Thursday, April 27, 2017

Babe Ruth Day

By the spring of 1947 it was evident that Babe Ruth was very sick, though it was not widely known he'd been diagnosed with throat cancer from which would die in August 1948.  Gaunt from the loss of considerable weight, his hair gone grey, the Babe had difficulty walking unaided.

Baseball Commissioner "Happy" Chandler designated April 27 as Babe Ruth Day and 58,339 fans jammed into Yankee Stadium to celebrate the greatest player in the game's history.  The Commissioner announced that Ruth was taking on a new assignment as director of baseball for the American Legion, and the Bambino was introduced by Larry Cutler, a 13-year old American Legion player.  Babe's remarks follow:

Thank you very much, ladies and gentlemen.

You know how bad my voice sounds -- well it feels just as bad.
You know this baseball game of ours comes up from the youth. That means the boys.
And after you're a boy and grow up to know how to play ball, then you come to the boys you see representing themselves today in your national pastime, the only real game -- I think -- in the world, baseball.
As a rule, some people think if you give them a football, or a baseball, or something like that -- naturally they're athletes right away.
But you can't do that in baseball.
You've gotta start from way down [at] the bottom, when you're six or seven years of age. You can't wait until you're fifteen or sixteen. You gotta let it grow up with you. And if you're successful, and you try hard enough, you're bound to come out on top -- just like these boys have come to the top now.
There's been so many lovely things said about me, and I'm glad that I've had the opportunity to thank everybody.
Thank you.
Sportswriter Jimmy Cannon reported on the event in the next day's edition of the New York Post:
The camel’s hair cap was flat and big on his head and his face was angular and creased. The camel’s hair coat blew loosely in the draught and there was no belly beneath his belt. The collar of the green shirt billowed out from the emaciated neck and the cigar was out in his left hand. The tan on his face seemed unnatural because he didn’t look like a man who had been out in the sun.

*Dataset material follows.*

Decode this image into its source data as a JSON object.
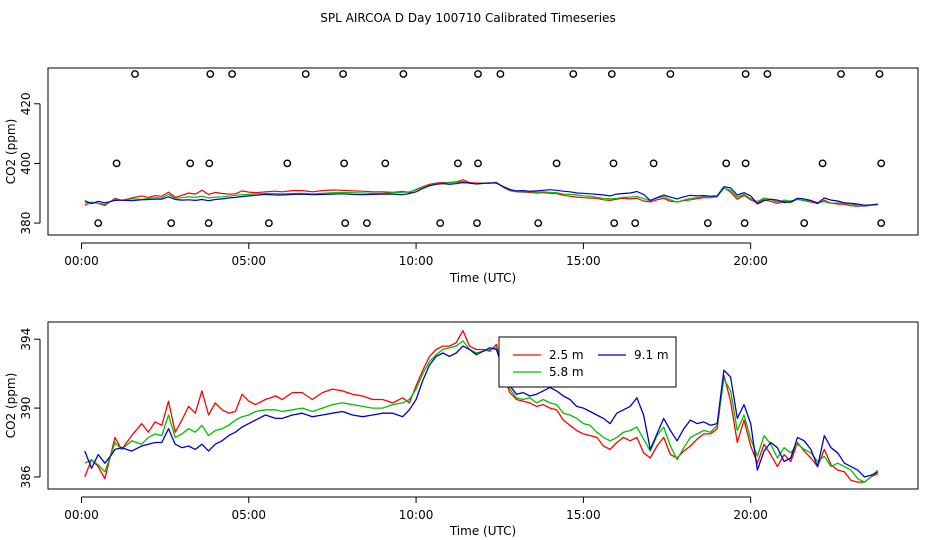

There was a guy on each side of him and they moved in close and braced him when they approached the stairs and the specials and peanut guys stood back and shook their heads as he passed. They know, as everyone who has ever read a sports page knows that the money he had drawn as a Yankee had built this stadium. Now the greatest Yankee of them all walked as a stranger under the stands and that’s the only part of a park a ball player really knows besides the field.